"To give you an idea of the crater of Pichincha," said the Doctor, as they stood on its edge and watched the clouds of smoke and steam curling upwards, "let me give you some figures. This crater is 2500 feet deep; that of Kilauea, in the Sandwich Islands, is 600; Orizaba is 500; Etna is 300; and Hecla 100. Professor Orton says Vesuvius is a portable furnace by comparison with this crater, which is a mile wide and half a mile deep. We are standing nearly 16,000 feet above the level of the sea, 5000 feet higher than Etna, almost four times the height of Vesuvius, and five times that of Stromboli, the 'lighthouse of the Mediterranean.'"
"I cannot do better," said Fred, afterwards, in describing the view from the summit of Pichincha, "than quote the words of Professor Orton in 'The Andes and the Amazon.' Here they are:
"'Below us are the smouldering fires, which may any moment spring forth into a conflagration; around us are the black, ragged cliffs—fit boundary for this gateway to the infernal regions. They look as if they had just been dragged up from the central furnace of the earth. Life seems to have fled in terror from the vicinity; even lichens, the children of the bare rocks, refuse to clothe the scathed and beetling crags.
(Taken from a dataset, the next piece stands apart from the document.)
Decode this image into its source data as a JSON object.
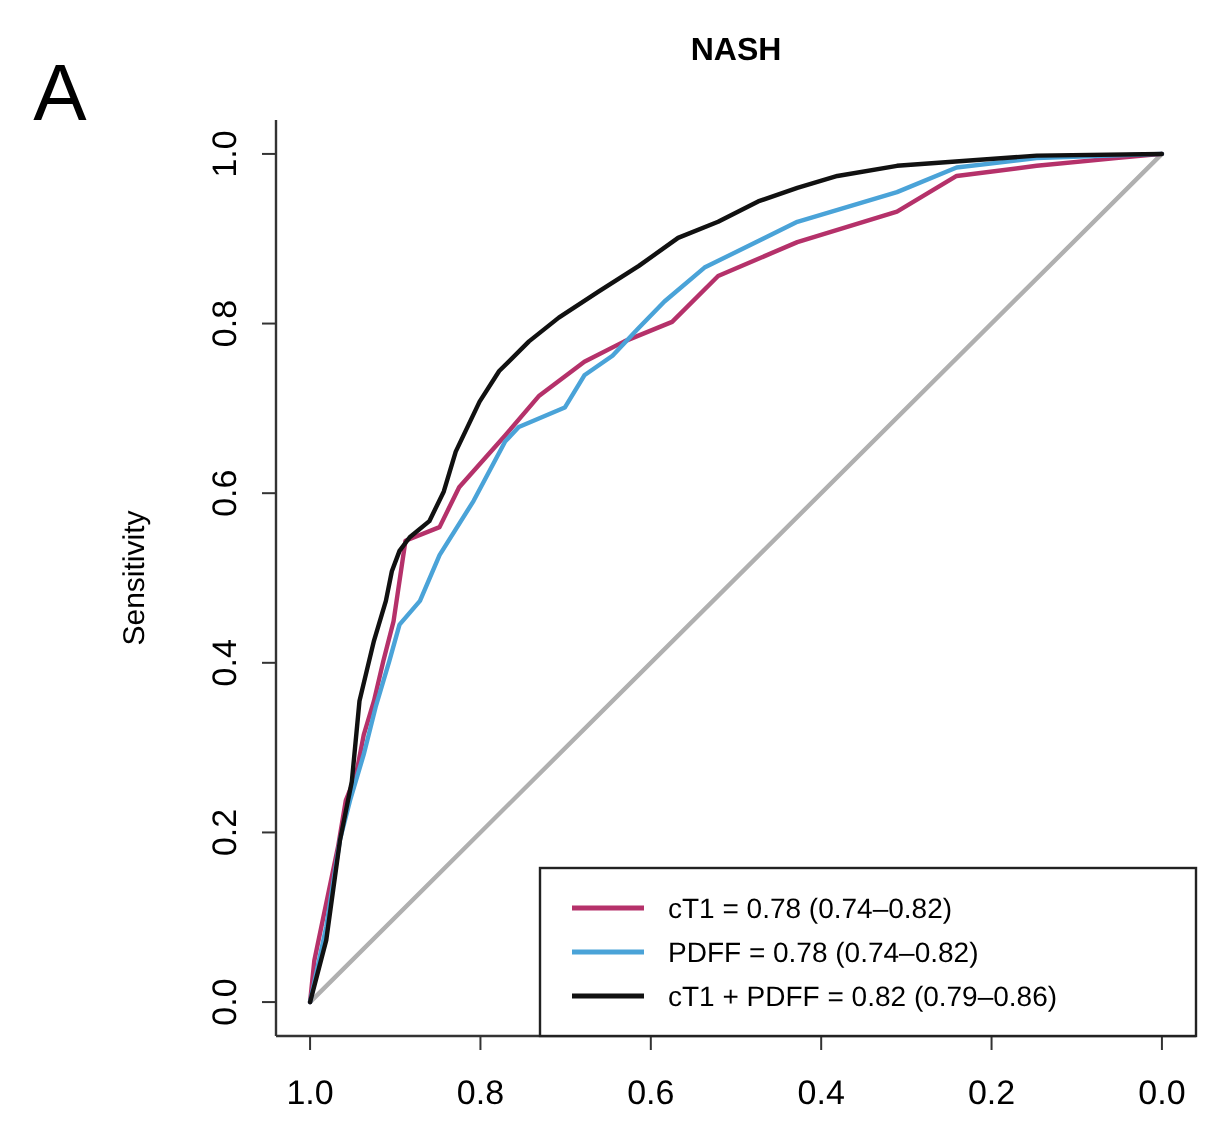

For some moments, made mute by the dreadful sight, we stood like statues on the rim of the mighty caldron, with our eyes riveted on the abyss below, lost in contemplating that which cannot be described.
EL ALTAR, VOLCANO, ECUADOR.
"'The panorama from this lofty summit is more pleasing, but equally sublime. Towards the rising sun is the long range of the Eastern Cordilleras, hiding from our view the great valley of the Amazon. To right and left are the peaks of another procession of august mountains, from Cotocachi to Chimborazo. We are surrounded by the great patriarchs of the Andes, and their speaker, Cotopaxi, ever and anon sends his muttering voice over the land. The view westward is like looking down from a balloon. Those parallel ridges of the mountain chain, dropping one behind the other, are the gigantic staircase by which the ice-crowned Chimborazo steps down to the sea. A white sea of clouds covers the peaceful Pacific, and the lower parts of the coast. But the vapory ocean, curling into the ravines, beautifully represents little coves and bays, leaving islands and promontories like a true ocean on a broken shore. We seem raised above the earth, which lies like an opened map below us; we can look down on the upper surface of the clouds, and, were it night, down too upon the lightnings.'"
After an hour had been passed in contemplation of the awful crater, and the grand view from the summit of the mountain, the Doctor suggested that it was time to descend. Finding a place where the cinders were unbroken from top to bottom of the cone the youths slid quickly downward, as they had done at Vesuvius, years before. They were followed by the Doctor, and then the trio sat down to a dinner, which had been left in care of the guide who remained with the mules. It was seasoned with the best of sauces, hunger, which had been developed by the exertions of the morning, and the pauses in the progress of the meal were brief indeed.
Dinner over, they mounted, and returned by the road which they followed in the ascent. Evening found them again in Quito, and in the wretched posada which is the only hotel of the capital of Ecuador.
During the evening conversation naturally turned to volcanoes and earthquakes; one writer has said facetiously that earthquakes are the principal productions of Ecuador, and he certainly is not far out of the way. Most of the South American earthquakes appear to have their origin in Ecuador, as the shocks are generally felt there first, and with the greatest severity. The great disturbance of 1868 was an exceptional occurrence, as it had its commencement in Peru, on the 13th of August, causing great loss of life and destruction of property. The shock in Ecuador was three days later; it was more fatal to life than in Peru, but less destructive to property. The Peruvian earthquake occurred in the afternoon, and was preceded by premonitory shocks, while the Ecuadorian one was in the night, and gave no warning of its approach.